Chemically, the idea is simple. Add hydrogen to carbon dioxide and, presto, you have formic acid. And vice-versa. And it hasn’t been a huge challenge to separate the hydrogen out of the formic acid.

However, the trouble has been in finding catalysts that can readily overcome CO2’s thermodynamic stability, make formic acid from hydrogen and CO2 . Platinum catalysts just haven’t been working.

But this research team has found success with a ruthenium-based catalyst.

More about advances in formic acid here, here and here.

The Concept Car

A team of young scientists at Eindhoven University in The Netherlands have gone a step beyond. Based on what Phys.ORg described as “a chemical reaction, discovered last year by TU/e researchers [that] enables hydrogen and CO2 to be converted at high speed into formic acid, and vice versa,” they’ve gone and build a scale model of a vehicle.

Here it is.

Photo by Bart van Overbeeke

The Whyfore

Basically, a hydrogen car in an electric car, without the heavy, expensive and inefficient electric batteries. You get the efficiency of the electric motor, combined with the efficiency of liquid storage of energy. We profile the appeal and technologies associated with hydrogen fuel-celled vehicles here.

What’s new here?

Bottom line, hydrogen infrastructure is tough. There are a handful of hydrogen refueling stations; they can cost up to $1M each. Basically companies like Toyota have been counting on friendly governments to build them as a gift. California has been enthusiastic, but progress has been slow.

So, the opportunity to bypass the hydrogen transport and storage problem via formic acid is very tempting.
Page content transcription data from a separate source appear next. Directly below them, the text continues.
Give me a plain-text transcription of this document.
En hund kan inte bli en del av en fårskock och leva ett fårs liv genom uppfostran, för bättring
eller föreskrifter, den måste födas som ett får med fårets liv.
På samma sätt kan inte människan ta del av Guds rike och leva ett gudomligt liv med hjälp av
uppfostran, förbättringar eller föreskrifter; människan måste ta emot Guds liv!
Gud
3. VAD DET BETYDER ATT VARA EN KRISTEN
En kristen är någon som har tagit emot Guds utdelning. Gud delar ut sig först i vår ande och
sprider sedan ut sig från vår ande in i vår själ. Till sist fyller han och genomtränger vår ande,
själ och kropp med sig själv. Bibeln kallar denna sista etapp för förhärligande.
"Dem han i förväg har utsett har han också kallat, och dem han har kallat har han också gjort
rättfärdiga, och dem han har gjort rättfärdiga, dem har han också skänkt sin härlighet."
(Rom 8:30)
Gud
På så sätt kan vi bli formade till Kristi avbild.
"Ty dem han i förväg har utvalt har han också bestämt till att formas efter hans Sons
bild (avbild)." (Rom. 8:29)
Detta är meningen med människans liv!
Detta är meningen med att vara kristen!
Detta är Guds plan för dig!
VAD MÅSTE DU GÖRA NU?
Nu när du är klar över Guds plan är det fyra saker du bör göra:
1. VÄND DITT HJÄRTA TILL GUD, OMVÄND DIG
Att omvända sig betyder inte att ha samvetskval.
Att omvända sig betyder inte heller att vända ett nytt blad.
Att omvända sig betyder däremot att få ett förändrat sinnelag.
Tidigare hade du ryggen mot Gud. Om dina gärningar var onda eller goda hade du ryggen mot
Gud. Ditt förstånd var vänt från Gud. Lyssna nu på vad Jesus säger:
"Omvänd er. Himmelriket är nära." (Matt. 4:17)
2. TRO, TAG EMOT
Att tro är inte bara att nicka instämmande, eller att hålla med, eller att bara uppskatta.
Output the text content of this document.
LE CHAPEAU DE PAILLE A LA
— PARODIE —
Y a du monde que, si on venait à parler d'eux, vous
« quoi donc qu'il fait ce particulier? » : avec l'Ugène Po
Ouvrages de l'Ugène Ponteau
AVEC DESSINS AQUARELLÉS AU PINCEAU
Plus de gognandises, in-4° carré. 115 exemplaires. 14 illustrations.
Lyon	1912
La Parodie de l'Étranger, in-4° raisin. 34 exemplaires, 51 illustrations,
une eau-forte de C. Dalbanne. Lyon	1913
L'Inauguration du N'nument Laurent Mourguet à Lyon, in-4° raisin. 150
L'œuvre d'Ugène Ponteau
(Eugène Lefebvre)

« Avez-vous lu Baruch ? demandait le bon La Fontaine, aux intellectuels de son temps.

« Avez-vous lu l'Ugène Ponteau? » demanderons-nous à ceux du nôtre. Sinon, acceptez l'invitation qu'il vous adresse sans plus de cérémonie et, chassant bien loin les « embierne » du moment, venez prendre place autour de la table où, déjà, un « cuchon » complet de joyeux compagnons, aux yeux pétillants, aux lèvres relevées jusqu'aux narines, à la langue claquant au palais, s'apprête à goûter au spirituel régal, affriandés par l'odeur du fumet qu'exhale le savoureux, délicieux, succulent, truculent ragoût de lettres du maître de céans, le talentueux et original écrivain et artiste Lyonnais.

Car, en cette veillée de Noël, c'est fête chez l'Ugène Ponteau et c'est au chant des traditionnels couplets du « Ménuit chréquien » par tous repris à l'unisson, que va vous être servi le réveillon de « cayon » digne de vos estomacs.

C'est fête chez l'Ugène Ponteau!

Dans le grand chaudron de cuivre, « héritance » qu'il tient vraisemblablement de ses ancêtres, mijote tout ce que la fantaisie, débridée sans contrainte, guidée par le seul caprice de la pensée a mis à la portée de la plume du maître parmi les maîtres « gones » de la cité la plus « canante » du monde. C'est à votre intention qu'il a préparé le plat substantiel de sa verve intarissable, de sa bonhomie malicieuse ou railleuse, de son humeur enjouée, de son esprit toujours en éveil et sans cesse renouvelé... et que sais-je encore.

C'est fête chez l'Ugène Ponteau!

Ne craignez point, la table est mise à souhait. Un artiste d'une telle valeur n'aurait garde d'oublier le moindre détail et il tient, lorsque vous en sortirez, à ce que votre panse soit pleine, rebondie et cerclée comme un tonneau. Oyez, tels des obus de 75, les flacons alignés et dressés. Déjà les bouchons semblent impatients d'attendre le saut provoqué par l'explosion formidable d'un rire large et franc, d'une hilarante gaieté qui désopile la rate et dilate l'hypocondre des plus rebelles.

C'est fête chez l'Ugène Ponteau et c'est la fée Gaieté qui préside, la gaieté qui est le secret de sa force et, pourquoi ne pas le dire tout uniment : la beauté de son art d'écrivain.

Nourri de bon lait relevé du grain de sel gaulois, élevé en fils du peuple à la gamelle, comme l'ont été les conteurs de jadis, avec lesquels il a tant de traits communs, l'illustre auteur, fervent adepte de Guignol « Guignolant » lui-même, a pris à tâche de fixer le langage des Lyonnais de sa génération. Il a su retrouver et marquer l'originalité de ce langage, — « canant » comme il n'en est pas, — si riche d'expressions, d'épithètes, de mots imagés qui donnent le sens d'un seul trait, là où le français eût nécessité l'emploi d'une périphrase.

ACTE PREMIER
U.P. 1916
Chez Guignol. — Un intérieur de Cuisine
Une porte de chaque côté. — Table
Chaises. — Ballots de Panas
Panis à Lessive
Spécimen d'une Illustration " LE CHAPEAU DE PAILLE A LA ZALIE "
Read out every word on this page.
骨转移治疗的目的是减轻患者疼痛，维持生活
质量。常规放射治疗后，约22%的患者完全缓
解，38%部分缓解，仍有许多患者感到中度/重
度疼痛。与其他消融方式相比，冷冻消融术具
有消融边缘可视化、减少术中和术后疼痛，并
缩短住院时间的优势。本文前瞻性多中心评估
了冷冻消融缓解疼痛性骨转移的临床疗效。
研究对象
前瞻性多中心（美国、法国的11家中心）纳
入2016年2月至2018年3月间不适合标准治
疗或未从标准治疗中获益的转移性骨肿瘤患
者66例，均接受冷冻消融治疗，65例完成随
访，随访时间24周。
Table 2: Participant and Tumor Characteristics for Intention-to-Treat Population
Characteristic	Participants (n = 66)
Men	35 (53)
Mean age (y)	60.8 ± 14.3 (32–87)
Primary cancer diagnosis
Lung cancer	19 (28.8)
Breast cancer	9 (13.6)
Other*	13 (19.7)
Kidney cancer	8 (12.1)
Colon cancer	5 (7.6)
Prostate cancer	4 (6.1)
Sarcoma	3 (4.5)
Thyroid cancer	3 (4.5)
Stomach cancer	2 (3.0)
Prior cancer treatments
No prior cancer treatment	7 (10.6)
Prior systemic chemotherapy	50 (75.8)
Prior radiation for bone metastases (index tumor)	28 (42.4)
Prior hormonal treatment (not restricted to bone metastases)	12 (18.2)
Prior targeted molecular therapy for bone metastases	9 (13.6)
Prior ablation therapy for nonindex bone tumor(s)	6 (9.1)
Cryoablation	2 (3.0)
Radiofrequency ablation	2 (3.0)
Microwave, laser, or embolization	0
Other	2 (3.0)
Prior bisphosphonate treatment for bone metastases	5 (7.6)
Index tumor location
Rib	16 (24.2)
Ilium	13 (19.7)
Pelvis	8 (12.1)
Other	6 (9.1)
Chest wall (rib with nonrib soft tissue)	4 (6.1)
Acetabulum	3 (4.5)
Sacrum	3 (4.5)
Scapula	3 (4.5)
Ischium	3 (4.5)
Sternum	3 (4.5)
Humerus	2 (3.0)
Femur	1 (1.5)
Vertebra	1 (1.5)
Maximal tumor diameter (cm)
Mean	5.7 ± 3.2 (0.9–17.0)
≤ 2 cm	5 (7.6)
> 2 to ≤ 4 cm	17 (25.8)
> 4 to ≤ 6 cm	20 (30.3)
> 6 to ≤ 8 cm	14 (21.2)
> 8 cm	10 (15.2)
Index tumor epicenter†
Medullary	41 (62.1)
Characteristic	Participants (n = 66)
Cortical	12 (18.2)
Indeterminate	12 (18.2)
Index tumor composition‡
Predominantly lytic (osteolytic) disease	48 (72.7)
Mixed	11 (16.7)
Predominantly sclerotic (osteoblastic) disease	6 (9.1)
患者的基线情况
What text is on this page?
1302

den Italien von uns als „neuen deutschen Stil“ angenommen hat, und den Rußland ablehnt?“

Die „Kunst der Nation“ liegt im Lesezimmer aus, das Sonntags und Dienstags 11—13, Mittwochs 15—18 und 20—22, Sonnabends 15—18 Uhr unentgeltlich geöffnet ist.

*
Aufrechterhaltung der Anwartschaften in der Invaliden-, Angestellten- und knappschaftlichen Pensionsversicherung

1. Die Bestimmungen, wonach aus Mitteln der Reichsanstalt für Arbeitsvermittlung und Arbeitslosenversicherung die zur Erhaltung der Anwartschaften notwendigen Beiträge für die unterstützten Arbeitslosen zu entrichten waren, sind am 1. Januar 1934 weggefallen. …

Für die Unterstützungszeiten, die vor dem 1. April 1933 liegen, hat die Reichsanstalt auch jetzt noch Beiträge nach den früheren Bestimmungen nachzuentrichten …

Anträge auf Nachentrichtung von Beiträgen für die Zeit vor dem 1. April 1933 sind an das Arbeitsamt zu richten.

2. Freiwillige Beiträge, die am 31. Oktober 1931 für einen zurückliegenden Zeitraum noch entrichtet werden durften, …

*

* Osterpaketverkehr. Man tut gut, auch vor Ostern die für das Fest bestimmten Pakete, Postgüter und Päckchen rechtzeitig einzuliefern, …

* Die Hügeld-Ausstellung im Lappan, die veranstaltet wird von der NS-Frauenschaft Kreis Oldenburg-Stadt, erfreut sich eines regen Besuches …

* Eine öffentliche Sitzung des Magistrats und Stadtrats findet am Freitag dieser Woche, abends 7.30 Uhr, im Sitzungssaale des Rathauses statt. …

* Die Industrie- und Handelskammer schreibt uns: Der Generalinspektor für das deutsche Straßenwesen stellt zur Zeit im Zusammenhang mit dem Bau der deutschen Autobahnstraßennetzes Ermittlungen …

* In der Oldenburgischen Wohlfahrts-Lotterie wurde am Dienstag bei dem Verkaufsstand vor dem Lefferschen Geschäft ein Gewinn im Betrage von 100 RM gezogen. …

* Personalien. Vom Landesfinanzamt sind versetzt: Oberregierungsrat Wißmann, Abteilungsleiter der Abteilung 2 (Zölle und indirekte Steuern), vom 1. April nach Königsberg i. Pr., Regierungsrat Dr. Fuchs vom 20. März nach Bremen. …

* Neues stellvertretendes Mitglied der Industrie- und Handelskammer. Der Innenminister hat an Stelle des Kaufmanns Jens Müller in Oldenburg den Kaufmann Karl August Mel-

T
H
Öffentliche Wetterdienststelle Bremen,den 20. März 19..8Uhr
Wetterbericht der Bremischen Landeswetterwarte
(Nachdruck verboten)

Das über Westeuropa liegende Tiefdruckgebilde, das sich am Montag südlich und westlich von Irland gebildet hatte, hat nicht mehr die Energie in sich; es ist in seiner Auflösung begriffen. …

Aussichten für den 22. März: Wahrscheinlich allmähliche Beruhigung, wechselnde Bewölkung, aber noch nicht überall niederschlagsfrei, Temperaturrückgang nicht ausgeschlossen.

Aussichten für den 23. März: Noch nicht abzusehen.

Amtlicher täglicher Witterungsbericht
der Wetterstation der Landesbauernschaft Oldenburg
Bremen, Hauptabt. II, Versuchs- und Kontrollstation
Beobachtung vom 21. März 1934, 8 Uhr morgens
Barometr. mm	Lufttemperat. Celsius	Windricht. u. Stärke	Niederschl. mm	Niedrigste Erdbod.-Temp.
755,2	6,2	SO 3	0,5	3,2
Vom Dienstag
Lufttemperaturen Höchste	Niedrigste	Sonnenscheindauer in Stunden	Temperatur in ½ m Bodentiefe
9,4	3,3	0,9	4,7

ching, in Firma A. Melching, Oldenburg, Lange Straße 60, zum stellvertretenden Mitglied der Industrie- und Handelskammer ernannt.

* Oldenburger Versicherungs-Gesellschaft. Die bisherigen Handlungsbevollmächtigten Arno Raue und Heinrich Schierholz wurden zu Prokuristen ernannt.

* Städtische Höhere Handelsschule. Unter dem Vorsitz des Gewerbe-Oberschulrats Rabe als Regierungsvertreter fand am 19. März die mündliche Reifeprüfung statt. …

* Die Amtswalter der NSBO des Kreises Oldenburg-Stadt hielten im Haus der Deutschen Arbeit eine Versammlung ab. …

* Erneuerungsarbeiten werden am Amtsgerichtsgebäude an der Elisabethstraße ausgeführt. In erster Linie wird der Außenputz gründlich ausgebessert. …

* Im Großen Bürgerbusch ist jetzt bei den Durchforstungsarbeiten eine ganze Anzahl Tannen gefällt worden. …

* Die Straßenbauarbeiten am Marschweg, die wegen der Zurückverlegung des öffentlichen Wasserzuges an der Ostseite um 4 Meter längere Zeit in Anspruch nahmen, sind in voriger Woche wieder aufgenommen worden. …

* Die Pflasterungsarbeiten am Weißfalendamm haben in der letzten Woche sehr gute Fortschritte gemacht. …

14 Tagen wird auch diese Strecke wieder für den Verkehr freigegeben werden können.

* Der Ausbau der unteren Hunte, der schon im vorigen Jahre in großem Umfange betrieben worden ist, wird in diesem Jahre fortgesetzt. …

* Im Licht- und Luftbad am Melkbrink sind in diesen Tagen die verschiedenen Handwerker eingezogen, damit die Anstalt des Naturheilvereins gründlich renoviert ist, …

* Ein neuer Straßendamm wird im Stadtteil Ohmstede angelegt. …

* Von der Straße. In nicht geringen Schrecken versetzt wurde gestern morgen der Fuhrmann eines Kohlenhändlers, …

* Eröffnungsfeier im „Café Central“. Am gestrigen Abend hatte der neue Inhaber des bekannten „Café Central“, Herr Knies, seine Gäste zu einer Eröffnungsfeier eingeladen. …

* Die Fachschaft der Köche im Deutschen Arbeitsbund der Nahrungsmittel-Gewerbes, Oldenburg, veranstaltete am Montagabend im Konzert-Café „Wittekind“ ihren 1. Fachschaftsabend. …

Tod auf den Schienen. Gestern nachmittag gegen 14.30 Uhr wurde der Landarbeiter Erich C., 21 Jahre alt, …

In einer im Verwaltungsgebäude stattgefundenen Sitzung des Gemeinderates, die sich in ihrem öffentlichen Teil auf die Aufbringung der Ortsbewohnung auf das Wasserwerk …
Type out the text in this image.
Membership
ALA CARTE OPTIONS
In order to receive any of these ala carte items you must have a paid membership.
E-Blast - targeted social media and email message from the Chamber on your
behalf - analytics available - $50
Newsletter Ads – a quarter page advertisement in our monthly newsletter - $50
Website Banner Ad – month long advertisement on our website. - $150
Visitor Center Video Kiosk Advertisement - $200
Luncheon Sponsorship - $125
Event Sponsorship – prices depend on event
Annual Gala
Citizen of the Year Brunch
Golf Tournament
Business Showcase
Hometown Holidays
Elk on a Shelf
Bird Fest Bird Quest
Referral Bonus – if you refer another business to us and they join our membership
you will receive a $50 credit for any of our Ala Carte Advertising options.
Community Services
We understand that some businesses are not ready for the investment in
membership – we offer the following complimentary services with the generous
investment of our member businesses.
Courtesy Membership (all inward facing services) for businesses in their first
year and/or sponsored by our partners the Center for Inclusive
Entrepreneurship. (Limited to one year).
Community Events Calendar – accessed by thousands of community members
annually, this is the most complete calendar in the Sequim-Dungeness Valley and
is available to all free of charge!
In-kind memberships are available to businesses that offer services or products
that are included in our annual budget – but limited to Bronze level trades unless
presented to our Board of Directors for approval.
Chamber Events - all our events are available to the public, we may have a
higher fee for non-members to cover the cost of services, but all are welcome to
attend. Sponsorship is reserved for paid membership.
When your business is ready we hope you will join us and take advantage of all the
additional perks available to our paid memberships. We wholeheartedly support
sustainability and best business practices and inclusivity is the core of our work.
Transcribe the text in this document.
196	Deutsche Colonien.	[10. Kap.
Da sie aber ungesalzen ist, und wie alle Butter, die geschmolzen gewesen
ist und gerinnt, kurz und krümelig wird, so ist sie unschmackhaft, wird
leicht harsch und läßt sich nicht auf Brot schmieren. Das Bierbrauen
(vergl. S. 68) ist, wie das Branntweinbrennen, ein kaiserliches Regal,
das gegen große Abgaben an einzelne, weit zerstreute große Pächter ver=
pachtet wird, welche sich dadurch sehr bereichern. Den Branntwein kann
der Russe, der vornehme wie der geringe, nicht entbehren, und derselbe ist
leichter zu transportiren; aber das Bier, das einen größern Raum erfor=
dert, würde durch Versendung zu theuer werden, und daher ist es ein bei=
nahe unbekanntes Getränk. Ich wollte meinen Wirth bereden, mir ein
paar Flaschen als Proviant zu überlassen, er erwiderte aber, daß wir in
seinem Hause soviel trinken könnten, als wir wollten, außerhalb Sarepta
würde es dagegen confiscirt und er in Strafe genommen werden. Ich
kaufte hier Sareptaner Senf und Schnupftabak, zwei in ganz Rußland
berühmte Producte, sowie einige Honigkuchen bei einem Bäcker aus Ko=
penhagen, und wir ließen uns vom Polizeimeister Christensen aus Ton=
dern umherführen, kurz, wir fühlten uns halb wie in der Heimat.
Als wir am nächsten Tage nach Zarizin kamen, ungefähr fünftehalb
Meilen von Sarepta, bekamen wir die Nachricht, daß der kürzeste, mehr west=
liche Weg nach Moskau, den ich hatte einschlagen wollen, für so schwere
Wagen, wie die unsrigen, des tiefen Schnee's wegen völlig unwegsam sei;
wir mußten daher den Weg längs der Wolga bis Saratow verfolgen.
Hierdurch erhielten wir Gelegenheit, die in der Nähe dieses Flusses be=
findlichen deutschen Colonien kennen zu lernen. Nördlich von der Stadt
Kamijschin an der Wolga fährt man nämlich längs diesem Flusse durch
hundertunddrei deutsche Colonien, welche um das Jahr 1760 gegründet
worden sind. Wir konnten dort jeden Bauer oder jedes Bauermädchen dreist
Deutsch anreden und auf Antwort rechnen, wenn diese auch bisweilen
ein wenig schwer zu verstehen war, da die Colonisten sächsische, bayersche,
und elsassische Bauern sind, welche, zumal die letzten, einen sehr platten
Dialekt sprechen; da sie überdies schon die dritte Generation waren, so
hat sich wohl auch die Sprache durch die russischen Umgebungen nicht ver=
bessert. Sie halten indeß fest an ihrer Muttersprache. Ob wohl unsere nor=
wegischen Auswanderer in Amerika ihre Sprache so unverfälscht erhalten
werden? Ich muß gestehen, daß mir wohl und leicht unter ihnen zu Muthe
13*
The car loads formic acid, converts into H2 and CO2, and goes.

Some limitations to consider

One, the fuel cell uses hydrogen, so a reaction takes place to separate formic acid into CO2 and hydrogen. If one doesn’t capture the CO2, it’s emitted. And when refueling with more formic acid, the CO2 will have to be safely disposed for recycling.

Second, the system is at model scale. Although as Phys.Org reports, “In 2017 Team FAST wants to have built the world’s first car powered by formic acid. They will do that by converting an existing hydrogen-powered car…Before the year is out they hope to demonstrate the concept in a bus.”

Third, the range is not yet impressive. 125 miles will induce the same range anxiety that plagues electric cars — even if carrying some 120 pounds of liquid fuel is a lot more sensible than carrying a 400 pound electric battery.

Fourth, formic acid is highly corrosive, and standard tanks designs are not appropriate.

The Bottom Line

The world needs denser energy carriers. Hydrogen is better than electric batteries. Will formic acid prove the bridge between liquid energy storage and electric motors? Stand by as this story continues to unfold.